CHARLEROI Les Carolos étaient visiblement meurtris après une nouvelle défaite et une cinquième sortie consécutive sans inscrire le moindre but.

«Nous n'avions pas bien joué lors de nos deux derniers matches face au Cercle et à La Louvière mais nous avions au moins évité la défaite, explique Frank Defays. Cette fois, nous développons un football méritoire mais nous n'avançons pas. Désormais nous devrons nous armer de réalisme comme ce fut le cas des Anversois qui se sont comportés comme nous l'avions fait au Tivoli mais qui ont, eux, tiré profit de la situation. Je regrette également l'exclusion d'Olufade qui nous a fait très mal. Elle a changé le cours du match au moment où nous passions à la vitesse supérieure avec l'appui d'un attaquant supplémentaire. En plein effort, nous avons été privés d'un atout majeur.»

La carte rouge dont fit l'objet l'attaquant togolais fut longuement commentée. À commencer par le principal intéressé: «C'est la première fois qu'il m'arrive pareille mésaventure mais je conteste la décision de l'arbitre qui eut lieu uniquement sur intervention de son juge de ligne. Stephan Leleu, avec lequel je m'étais souventfrotté en cours de rencontre, venait de commettre une faute sur moi et je l'ai juste un tout petit peu poussé. Il a ensuite très bien joué son coup en faisant du cinéma. C'est d'autant plus regrettable que notre machine se mettait en marche.»

Le défenseur de l'Antwerp prétendit dans un premier temps que son opposant direct lui avait adressé un coup en se relevant mais sa version s'avéra ensuite plus nuancée quand il confia qu'Adekanmi Olufade l'avait touché, qu'il n'avait pas à agir de la sorte... et que lui-même avait réagi en conséquence. On peut très bien entendre par là que Stephan Leleu en a rajouté un peu, comme c'est (trop) souvent et bien malheureusement le cas sur un terrain de football. On ne saura jamais si, avec toutes ses forces vives, Charleroi aurait enfin trouvé le chemin des filets, mais il fut déforcé au plus mauvais moment du match.

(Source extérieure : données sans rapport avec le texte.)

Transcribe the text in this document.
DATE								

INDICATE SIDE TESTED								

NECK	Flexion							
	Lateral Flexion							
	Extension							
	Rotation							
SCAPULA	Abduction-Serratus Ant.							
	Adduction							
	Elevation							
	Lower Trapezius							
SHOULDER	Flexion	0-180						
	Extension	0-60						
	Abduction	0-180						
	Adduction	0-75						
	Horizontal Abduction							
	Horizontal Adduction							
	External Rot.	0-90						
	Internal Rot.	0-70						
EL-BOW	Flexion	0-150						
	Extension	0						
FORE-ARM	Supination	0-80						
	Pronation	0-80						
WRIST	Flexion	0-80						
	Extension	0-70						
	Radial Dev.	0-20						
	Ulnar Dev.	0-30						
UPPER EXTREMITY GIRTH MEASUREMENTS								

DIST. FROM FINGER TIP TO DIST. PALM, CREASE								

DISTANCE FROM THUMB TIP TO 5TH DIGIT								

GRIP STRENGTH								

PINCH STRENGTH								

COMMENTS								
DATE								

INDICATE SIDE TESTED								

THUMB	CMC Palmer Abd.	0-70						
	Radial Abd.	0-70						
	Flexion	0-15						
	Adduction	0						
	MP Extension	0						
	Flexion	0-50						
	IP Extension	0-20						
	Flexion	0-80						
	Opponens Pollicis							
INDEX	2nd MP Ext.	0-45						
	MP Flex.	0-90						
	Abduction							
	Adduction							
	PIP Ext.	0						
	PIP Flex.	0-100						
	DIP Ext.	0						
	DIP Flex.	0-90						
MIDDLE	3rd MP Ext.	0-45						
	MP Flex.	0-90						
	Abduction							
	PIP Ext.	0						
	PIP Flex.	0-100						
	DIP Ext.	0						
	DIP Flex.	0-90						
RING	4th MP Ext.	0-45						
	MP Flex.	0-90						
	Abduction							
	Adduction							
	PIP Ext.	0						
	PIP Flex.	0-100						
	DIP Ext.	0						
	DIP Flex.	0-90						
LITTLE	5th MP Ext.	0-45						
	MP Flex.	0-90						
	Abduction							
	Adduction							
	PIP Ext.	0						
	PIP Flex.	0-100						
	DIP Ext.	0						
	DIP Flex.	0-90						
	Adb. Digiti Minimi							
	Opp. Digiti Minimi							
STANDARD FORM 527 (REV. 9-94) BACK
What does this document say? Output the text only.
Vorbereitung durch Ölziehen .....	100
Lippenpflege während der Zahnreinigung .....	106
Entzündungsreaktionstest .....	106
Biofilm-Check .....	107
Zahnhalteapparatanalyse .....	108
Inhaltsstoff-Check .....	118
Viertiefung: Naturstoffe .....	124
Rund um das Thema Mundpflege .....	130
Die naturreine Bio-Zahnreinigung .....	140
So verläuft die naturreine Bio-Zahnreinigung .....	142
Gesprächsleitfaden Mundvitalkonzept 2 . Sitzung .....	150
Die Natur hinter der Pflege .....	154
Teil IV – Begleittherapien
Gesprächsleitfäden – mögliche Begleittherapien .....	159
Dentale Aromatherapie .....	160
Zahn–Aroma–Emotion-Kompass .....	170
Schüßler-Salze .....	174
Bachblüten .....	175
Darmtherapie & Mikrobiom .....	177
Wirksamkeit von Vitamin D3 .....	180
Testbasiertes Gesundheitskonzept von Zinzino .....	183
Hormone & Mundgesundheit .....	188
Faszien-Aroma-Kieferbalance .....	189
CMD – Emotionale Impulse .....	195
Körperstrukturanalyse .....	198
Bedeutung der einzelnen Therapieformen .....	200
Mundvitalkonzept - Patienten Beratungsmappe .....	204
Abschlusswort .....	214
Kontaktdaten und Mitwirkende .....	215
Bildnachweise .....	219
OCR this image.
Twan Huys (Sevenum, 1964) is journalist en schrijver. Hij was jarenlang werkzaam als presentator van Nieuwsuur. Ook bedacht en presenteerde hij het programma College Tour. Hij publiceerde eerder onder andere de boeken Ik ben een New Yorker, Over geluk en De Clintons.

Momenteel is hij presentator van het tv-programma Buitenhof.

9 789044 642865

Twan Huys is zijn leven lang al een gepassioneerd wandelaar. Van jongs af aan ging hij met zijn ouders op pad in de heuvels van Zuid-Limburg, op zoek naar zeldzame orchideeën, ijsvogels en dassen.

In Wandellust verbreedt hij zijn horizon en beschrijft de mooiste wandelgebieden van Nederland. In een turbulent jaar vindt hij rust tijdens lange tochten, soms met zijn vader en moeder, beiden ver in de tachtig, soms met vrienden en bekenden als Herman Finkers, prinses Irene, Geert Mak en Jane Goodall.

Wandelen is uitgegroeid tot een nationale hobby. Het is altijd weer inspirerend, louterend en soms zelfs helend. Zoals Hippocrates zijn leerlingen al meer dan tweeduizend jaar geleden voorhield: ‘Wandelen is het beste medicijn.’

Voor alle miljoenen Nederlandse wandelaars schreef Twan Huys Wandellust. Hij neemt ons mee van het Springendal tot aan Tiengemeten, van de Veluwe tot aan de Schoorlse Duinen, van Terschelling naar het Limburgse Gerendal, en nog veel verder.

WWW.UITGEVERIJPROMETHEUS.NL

René Desayere avoua d'ailleurs que le Sporting l'avait étonné: «Je l'avais vu très décevant face au Cercle. Il s'avéra autrement meilleur ce soir si bien que nous nous nous en sommes tirés à notre avantage essentiellement grâce à notre opportunisme.»

Dante Brogno insista sur la stabilité de son équipe: «Le problème de la concrétisation reste désespérément entier. J'en souffre d'autant plus que nous sommes présents sur le terrain et nous faisons preuve de la générosité voulue. Dommage que nous manquions cruellement d'un attaquant tel que... Pivaljevic ou Goots, parce que les bases sont bonnes. Vous les mettez chez nous, et on gagne!»